You'll have seen a lot of hysterical coverage today about how this poll supposedly shows that the public don't want an independence referendum.  You probably won't faint with amazement to discover that it shows no such thing.  Excluding Don't Knows, 49% of respondents chose one of the four pro-referendum options provided by TNS, and 51% chose the sole anti-referendum option provided.  That's within the margin of error, so must be regarded as a 'statistical tie', and is strikingly similar to the findings of recent Panelbase polls which have also shown voters split down the middle.  It's also worth pointing out that if the TNS poll does turn out to be a rogue poll with too many No voters in the sample, the 49% in favour of holding a referendum is likely to be an underestimate.

Nostalgia night as TNS reverts to being an extreme No-friendly outlier

You might remember that throughout much of the long campaign leading up to the 2014 independence referendum, TNS was one of the group of No-friendly pollsters, before sensationally swinging in the opposite direction just before polling day.  That dramatic reversal survived into the post-referendum period, with a TNS poll in the autumn of 2015 putting Yes in the outright lead.  Now, incomprehensibly, and in total contradiction of the vast bulk of polling evidence from other firms, TNS has returned to its old ways by showing a very large No lead.

Should Scotland be an independent country? (TNS)

Yes 40% (-7)
No 60% (+7)

This is by some distance the worst poll for Yes from any firm since September 2014.  The previous low was Yes 43%, No 57% from YouGov.

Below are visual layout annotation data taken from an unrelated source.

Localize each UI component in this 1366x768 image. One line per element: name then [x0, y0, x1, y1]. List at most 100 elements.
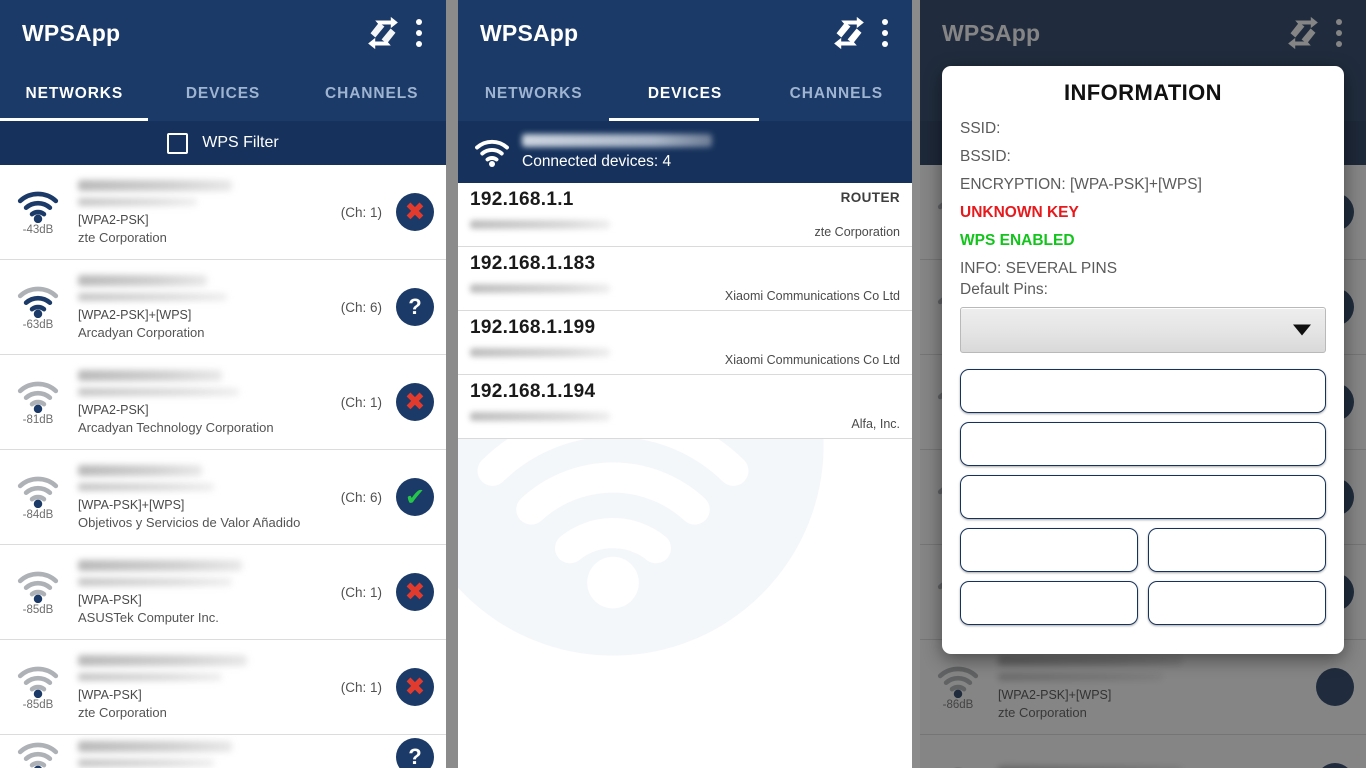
network-channel: (Ch: 6)	[340, 489, 382, 505]
screenshot-panel-info: WPSApp -86dB[WPA2-PSK]+[WPS]zte Corporat…	[920, 0, 1366, 768]
panel-divider-2	[912, 0, 920, 768]
network-info: [WPA-PSK] zte Corporation	[72, 654, 326, 720]
ssid-blurred	[78, 740, 232, 752]
network-vendor: zte Corporation	[78, 704, 167, 720]
network-info	[72, 740, 326, 768]
network-vendor: Arcadyan Technology Corporation	[78, 419, 274, 435]
tab-channels[interactable]: CHANNELS	[761, 66, 912, 121]
back-button[interactable]: BACK	[1148, 581, 1326, 625]
ssid-blurred	[78, 369, 222, 381]
signal-cell: -84dB	[4, 474, 72, 521]
wps-filter-checkbox[interactable]	[167, 132, 189, 154]
device-mac-blurred	[470, 348, 610, 357]
connect-with-pin-button[interactable]: CONNECT WITH PIN	[960, 422, 1326, 466]
default-pins-select[interactable]	[960, 307, 1326, 353]
panel-divider-1	[446, 0, 458, 768]
signal-dbm: -84dB	[22, 508, 54, 521]
signal-dbm: -85dB	[22, 603, 54, 616]
overflow-menu-icon[interactable]	[882, 19, 888, 47]
network-channel: (Ch: 6)	[340, 299, 382, 315]
cross-icon[interactable]: ✖	[396, 668, 434, 706]
wps-filter-bar[interactable]: WPS Filter	[0, 121, 446, 165]
cross-icon[interactable]: ✖	[396, 573, 434, 611]
tab-devices[interactable]: DEVICES	[149, 66, 298, 121]
refresh-sync-icon[interactable]	[366, 16, 400, 50]
network-row[interactable]: -81dB [WPA2-PSK] Arcadyan Technology Corpo…	[0, 355, 446, 450]
dialog-default-pins-label: Default Pins:	[960, 281, 1048, 298]
network-channel: (Ch: 1)	[340, 204, 382, 220]
arcadyan-algorithm-button[interactable]: ARCADYAN ALGORITHM	[960, 528, 1138, 572]
ssid-blurred	[78, 559, 242, 571]
wps-lock-button[interactable]: WPS LOCK	[960, 581, 1138, 625]
device-mac-blurred	[470, 412, 610, 421]
dialog-info-text: INFO: SEVERAL PINS	[960, 260, 1118, 277]
device-row[interactable]: 192.168.1.183 Xiaomi Communications Co Lt…	[458, 247, 912, 311]
device-row[interactable]: 192.168.1.199 Xiaomi Communications Co Lt…	[458, 311, 912, 375]
question-icon[interactable]: ?	[396, 738, 434, 768]
networks-list[interactable]: -43dB [WPA2-PSK] zte Corporation (Ch: 1) ✖ -6…	[0, 165, 446, 768]
device-ip: 192.168.1.194	[470, 381, 596, 402]
signal-dbm: -85dB	[22, 698, 54, 711]
network-vendor: zte Corporation	[78, 229, 167, 245]
question-icon[interactable]: ?	[396, 288, 434, 326]
network-row[interactable]: -85dB [WPA-PSK] ASUSTek Computer Inc. (Ch: …	[0, 545, 446, 640]
cross-icon[interactable]: ✖	[396, 193, 434, 231]
lock-back-button-row: WPS LOCK BACK	[960, 581, 1326, 634]
signal-cell: -81dB	[4, 379, 72, 426]
network-vendor: Objetivos y Servicios de Valor Añadido	[78, 514, 301, 530]
network-encryption: [WPA2-PSK]	[78, 212, 149, 227]
check-icon[interactable]: ✔	[396, 478, 434, 516]
tab-networks[interactable]: NETWORKS	[458, 66, 609, 121]
device-row[interactable]: 192.168.1.194 Alfa, Inc.	[458, 375, 912, 439]
cross-icon[interactable]: ✖	[396, 383, 434, 421]
app-title: WPSApp	[480, 19, 579, 46]
network-row[interactable]: -85dB [WPA-PSK] zte Corporation (Ch: 1) ✖	[0, 640, 446, 735]
device-row[interactable]: 192.168.1.1 ROUTER zte Corporation	[458, 183, 912, 247]
network-encryption: [WPA-PSK]+[WPS]	[78, 497, 185, 512]
network-row[interactable]: ?	[0, 735, 446, 768]
tab-channels[interactable]: CHANNELS	[297, 66, 446, 121]
device-ip: 192.168.1.1	[470, 189, 574, 210]
device-ip: 192.168.1.183	[470, 253, 596, 274]
ssid-blurred	[78, 274, 207, 286]
refresh-sync-icon[interactable]	[832, 16, 866, 50]
signal-strength-icon	[17, 286, 59, 318]
device-vendor: zte Corporation	[814, 225, 900, 239]
bssid-blurred	[78, 758, 215, 767]
network-info: [WPA2-PSK]+[WPS] Arcadyan Corporation	[72, 274, 326, 340]
app-bar-networks: WPSApp	[0, 0, 446, 66]
app-bar-devices: WPSApp	[458, 0, 912, 66]
devices-list[interactable]: 192.168.1.1 ROUTER zte Corporation 192.168.…	[458, 183, 912, 439]
signal-dbm: -43dB	[22, 223, 54, 236]
network-row[interactable]: -43dB [WPA2-PSK] zte Corporation (Ch: 1) ✖	[0, 165, 446, 260]
network-row[interactable]: -63dB [WPA2-PSK]+[WPS] Arcadyan Corporatio…	[0, 260, 446, 355]
dialog-key-status: UNKNOWN KEY	[960, 204, 1079, 221]
tab-bar-networks: NETWORKS DEVICES CHANNELS	[0, 66, 446, 121]
screenshot-panel-devices: WPSApp NETWORKS DEVICES CHANNELS Connect…	[458, 0, 912, 768]
connected-devices-count: Connected devices: 4	[522, 152, 672, 170]
signal-cell: -85dB	[4, 664, 72, 711]
connect-with-key-button[interactable]: CONNECT WITH KEY	[960, 369, 1326, 413]
device-mac-blurred	[470, 284, 610, 293]
network-encryption: [WPA2-PSK]+[WPS]	[78, 307, 192, 322]
network-info: [WPA2-PSK] zte Corporation	[72, 179, 326, 245]
tab-indicator	[0, 118, 148, 121]
signal-dbm: -81dB	[22, 413, 54, 426]
ssid-blurred	[78, 654, 247, 666]
bssid-blurred	[78, 197, 198, 206]
app-title: WPSApp	[22, 19, 121, 46]
network-row[interactable]: -84dB [WPA-PSK]+[WPS] Objetivos y Servicio…	[0, 450, 446, 545]
device-vendor: Alfa, Inc.	[851, 417, 900, 431]
tab-networks[interactable]: NETWORKS	[0, 66, 149, 121]
tab-devices[interactable]: DEVICES	[609, 66, 760, 121]
network-info: [WPA-PSK] ASUSTek Computer Inc.	[72, 559, 326, 625]
network-vendor: ASUSTek Computer Inc.	[78, 609, 219, 625]
network-encryption: [WPA-PSK]	[78, 592, 142, 607]
belkin-algorithm-button[interactable]: BELKIN ALGORITHM	[1148, 528, 1326, 572]
dialog-bssid: BSSID:	[960, 148, 1011, 165]
network-info: [WPA-PSK]+[WPS] Objetivos y Servicios de …	[72, 464, 326, 530]
algorithm-button-row: ARCADYAN ALGORITHM BELKIN ALGORITHM	[960, 528, 1326, 581]
overflow-menu-icon[interactable]	[416, 19, 422, 47]
custom-pin-button[interactable]: CUSTOM PIN	[960, 475, 1326, 519]
network-encryption: [WPA-PSK]	[78, 687, 142, 702]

The ever-reliable buffoons who insist that "only the last poll we set eyes upon matters" will inevitably lose all sense of perspective over this, but those of us who are a little more level-headed will recognise an indisputable fact here - that this poll can't possibly negate the much more favourable polls we've seen for Yes over the last few days, for the simple reason that it was conducted earlier.  TNS polls are always way out of date by the time that we see them, and this one is no exception - fieldwork started in late March and concluded two weeks ago, which dates it well before the Panelbase and Survation polls.  The majority of interviews also took place before BMG found a virtual 50/50 tie.  So the verdict from those three online pollsters is clear enough - they are more up-to-date, and they do not corroborate the findings of TNS.

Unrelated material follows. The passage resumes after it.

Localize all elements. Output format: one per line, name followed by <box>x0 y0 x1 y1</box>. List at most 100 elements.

That's not to say that if a more recent TNS poll had been conducted, it would necessarily have produced a healthier result for Yes.  TNS traditionally use a distinctive face-to-face data collection method, and that could largely explain why they've suddenly bolted off in a different direction from other firms (assuming this isn't an outright rogue poll, which always has to be considered a possibility when the numbers are this unexpected).  And yet it seems highly unlikely that the new No-friendly trend is going to be seen across all non-online polls, because as recently as early March, a telephone poll from Ipsos-Mori put Yes in a slight outright lead - a better result, ironically, than has been seen in any online poll so far this year.  It's going to take time to make sense of what's happening, because at the moment there's just no comprehensible pattern in any of this.  The BMG, Survation and Ipsos-Mori numbers are simply not reconcilable with TNS - the standard 3% margin of error can't explain such a big divergence.

You would have to say that the balance of probability is that Yes are trailing at the moment, but whether they are trailing by 20% as TNS say, or by 2% as BMG say, or whether the truth is somewhere in between those extremes, is anyone's guess.  We mustn't forget just how absurdly far adrift Leave were in most telephone polls before pulling off victory in the EU referendum last June - so it's perfectly possible that online polls are more accurate these days.

*  *  *


Should Scotland be an independent country?

Yes 45.7% (-1.1)
No 54.3% (+1.1)

(The Poll of Polls is based on a rolling average of the most recent poll from each firm that has reported at least once within the last three months. The firms included in the current sample are Panelbase, BMG, Ipsos-Mori, YouGov, TNS and Survation.)